Die deutsche Regierung arbeitet mittlerweile für die Beschaffung mit deutschen Konzernen wie Fiege zusammen, die oft über gute Verbindungen nach China verfügen, wo das Gros der Schutzausrüstung hergestellt wird. Der Vertreter einer anderen Firma sagte der Nachrichtenagentur Reuters, es gebe Berichte von US-Amerikanern, die mit großen Geldkoffern in China unterwegs seien. "Geld ist egal. Sie zahlen jeden Preis, denn sie sind verzweifelt", beschrieb auch ein christdemokratischer Politiker das mutmaßliche Vorgehen der Amerikaner. In den USA koordinieren das Außenministerium und die Heimatschutzbehörden den Einkauf. Ein Mitarbeiter der Heimatschutzbehörde räumte gegenüber Reuters ein, dass die USA überhöhte Preise zahlen würden. Die Regierung werde bis in den August große Mengen aufkaufen, "bis wir viel zu viel haben". Auch in den USA gibt es eine Diskussion über eine Maskenpflicht. Der Bedarf würde dann in die Milliarden gehen. Bayerns Ministerpräsident Söder hatte ebenfalls von einem Bedarf über einer Milliarde Stück allein für Deutschland gesprochen.

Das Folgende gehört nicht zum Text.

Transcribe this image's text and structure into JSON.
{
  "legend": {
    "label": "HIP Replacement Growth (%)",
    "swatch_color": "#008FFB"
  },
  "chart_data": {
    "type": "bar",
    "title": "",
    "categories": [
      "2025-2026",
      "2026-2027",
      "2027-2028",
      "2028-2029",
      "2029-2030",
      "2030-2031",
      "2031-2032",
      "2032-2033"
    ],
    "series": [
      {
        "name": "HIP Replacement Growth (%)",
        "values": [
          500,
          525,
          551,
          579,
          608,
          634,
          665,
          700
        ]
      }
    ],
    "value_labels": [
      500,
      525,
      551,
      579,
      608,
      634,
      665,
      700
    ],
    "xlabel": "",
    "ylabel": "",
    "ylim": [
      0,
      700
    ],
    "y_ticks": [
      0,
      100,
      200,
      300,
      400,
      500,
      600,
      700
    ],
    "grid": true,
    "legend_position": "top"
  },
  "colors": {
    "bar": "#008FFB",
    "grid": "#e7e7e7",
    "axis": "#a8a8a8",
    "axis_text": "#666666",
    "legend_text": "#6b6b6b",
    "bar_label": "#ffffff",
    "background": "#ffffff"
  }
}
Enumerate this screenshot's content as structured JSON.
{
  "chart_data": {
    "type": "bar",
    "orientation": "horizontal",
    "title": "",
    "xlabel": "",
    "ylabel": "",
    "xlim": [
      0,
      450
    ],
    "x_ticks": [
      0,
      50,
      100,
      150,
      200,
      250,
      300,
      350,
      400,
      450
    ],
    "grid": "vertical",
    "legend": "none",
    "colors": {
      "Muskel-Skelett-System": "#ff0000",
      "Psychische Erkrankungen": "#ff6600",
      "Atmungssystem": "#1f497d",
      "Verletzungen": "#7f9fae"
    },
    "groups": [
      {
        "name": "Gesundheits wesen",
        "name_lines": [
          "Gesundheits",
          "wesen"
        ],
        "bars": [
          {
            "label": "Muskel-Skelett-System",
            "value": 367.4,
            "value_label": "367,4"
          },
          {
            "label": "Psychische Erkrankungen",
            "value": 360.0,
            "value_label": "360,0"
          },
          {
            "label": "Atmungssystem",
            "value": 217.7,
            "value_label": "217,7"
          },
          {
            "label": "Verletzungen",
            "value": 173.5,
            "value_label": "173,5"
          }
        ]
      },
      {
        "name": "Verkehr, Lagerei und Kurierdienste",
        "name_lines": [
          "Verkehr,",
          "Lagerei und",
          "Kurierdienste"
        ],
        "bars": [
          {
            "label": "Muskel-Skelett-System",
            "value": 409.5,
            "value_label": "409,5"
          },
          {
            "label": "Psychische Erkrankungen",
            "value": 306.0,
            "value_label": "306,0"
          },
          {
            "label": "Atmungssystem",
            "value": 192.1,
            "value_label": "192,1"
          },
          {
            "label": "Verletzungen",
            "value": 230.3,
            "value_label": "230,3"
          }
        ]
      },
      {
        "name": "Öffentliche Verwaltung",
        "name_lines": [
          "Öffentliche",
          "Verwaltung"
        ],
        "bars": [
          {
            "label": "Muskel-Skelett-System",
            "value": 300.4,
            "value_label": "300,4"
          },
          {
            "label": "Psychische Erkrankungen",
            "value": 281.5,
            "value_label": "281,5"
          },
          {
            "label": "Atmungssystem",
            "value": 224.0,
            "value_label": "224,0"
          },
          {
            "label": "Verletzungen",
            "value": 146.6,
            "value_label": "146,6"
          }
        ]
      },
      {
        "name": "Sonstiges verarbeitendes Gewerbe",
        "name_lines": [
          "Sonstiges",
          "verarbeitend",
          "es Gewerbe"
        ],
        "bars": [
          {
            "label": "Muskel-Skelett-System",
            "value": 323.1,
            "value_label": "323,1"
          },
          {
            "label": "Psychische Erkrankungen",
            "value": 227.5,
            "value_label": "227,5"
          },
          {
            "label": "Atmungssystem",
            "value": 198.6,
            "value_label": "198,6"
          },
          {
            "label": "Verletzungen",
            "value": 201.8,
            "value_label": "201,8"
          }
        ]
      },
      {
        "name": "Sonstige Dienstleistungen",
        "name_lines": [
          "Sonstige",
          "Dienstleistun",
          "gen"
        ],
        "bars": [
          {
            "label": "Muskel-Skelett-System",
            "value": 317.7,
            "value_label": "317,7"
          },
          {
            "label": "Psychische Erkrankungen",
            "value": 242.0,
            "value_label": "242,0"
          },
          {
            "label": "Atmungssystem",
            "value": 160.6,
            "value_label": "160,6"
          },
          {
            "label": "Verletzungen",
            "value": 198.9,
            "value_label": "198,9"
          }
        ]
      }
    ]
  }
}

Der Markt gerät aber auch deshalb durcheinander, weil die globale Nachfrage nach Schutzkleidung die Produktion bei weitem übersteigt. In China gebe es immer mehr Zwischenhändler, die versuchten, Geld mit dem Handel etwa von Schutzmasken zu verdienen, sagte eine mit dem Einkauf beschäftigte Person zu Reuters. Es seien Lastwagen mit Personen unterwegs, die mit großen Mengen Bargeld versuchten, Schutzmasken direkt von den Fabriken zu kaufen. Ein deutscher Regierungsvertreter sprach davon, dass man zunehmend unseriöse Angebote von Personen bekomme, die die Lieferung von Schutzmasken aus China anböten.

Verhandlungen noch am Flughafen

Klagen über das Vorgehen gibt es auch in Frankreich. Drei Regionalpolitiker beklagten, dass bestellte Lieferungen in letzter Minute umgeleitet worden seien. Der Regionalpräsident für die Region Grand Est, Jean Rottner, sprach davon, dass es noch auf dem Flugfeld Verhandlungen über den Preis für eine bestellte Lieferung gegeben habe. Seine Kollegin Valerie Pecresse, Präsidentin der Region Paris, sagte, sie sei im letzten Moment überboten worden, nannte aber nicht die USA.

In Deutschland hatten Politik und Wirtschaft einen Schulterschluss vereinbart, um dringend benötigte medizinische Schutzausrüstung im Ausland zu erwerben. Im Beschaffungsstab im Gesundheitsministerium sitzen nun auch Vertreter großer deutscher Konzerne wie VW, Lufthansa oder BMW, die internationale Kontakte haben. Etliche Firmen wie BMW, VW oder Rheinmetall bestätigten die Zusammenarbeit.